Srebrenica : vingt ans après, MSF fait part de ses dilemmes

09/10/2015 20:31

Vingt ans après la tragédie de Srebrenica, qui a coûté la vie à près de 8 000 hommes musulmans de Bosnie, Médecins sans frontières (MSF) publie pour la première fois une étude de cas sur ses prises de parole publiques entre 1993 et 2003. Pour l’ONG, cette initiative illustre avant tout sa volonté de témoigner, mais également de revenir sur les dilemmes soulevés en interne, depuis l’ouverture d’une mission médico-sanitaire à Srebrenica, en 1993, jusqu’à 2003, lorsque l’organisation demande aux Etats-Unis et à au Royaume-Uni d’ouvrir une enquête sur leur propre responsabilité.

Alors que l’ex-Yougoslavie est déchirée par la guerre, MSF s’installe à Srebrenica dès 1993. Ses volontaires soutiennent la population et soignent les blessés dans l’enclave. Au-delà de la volonté pédagogique d’informer sur les faits, vingt ans après, le document publié par l’ONG prend du recul sur les dilemmes qui ont guidé son action : « Tout d’abord, nous nous sommes demandé si notre présence sur place n’avait pas participé à adoucir l’image des tortionnaires, puisque nous maintenions les gens en vie, raconte Laurence Binet, coordinatrice du projet d’étude.
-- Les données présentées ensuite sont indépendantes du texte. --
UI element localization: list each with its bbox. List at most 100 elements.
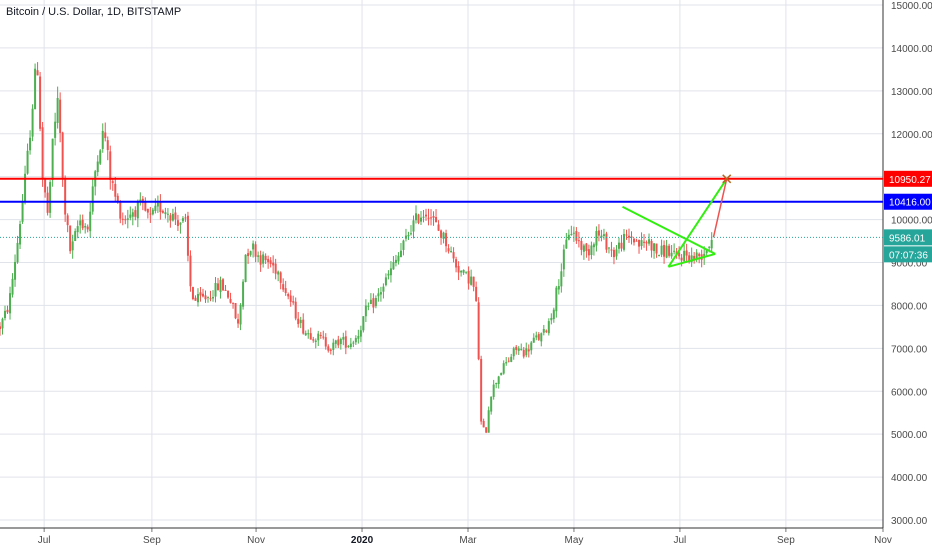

Puis, lorsque nos volontaires étaient sur place, fallait-il ou non dénoncer publiquement le blocage de l’accès aux enclaves par les forces serbes, au risque de ne plus avoir accès du tout ? » A l’époque, l’ONG décide de favoriser la communication à partir du terrain, tout en continuant à négocier l’accès.

« Cautionner un massacre »

Pendant le siège de Srebrenica, MSF ne cesse de s’interroger sur les moyens de protéger la population. « Juste avant la chute de l’enclave, la question s’est posée de demander l’évacuation de la population. Mais faire évacuer l’enclave, c’était aussi cautionner l’épuration ethnique, puisque l’objectif des Serbes était de ’’serbiser’’ toute la région... tâche qu’ils avaient déjà bien entamée puisque seules quelques enclaves étaient restées musulmanes », explique Laurence Binet.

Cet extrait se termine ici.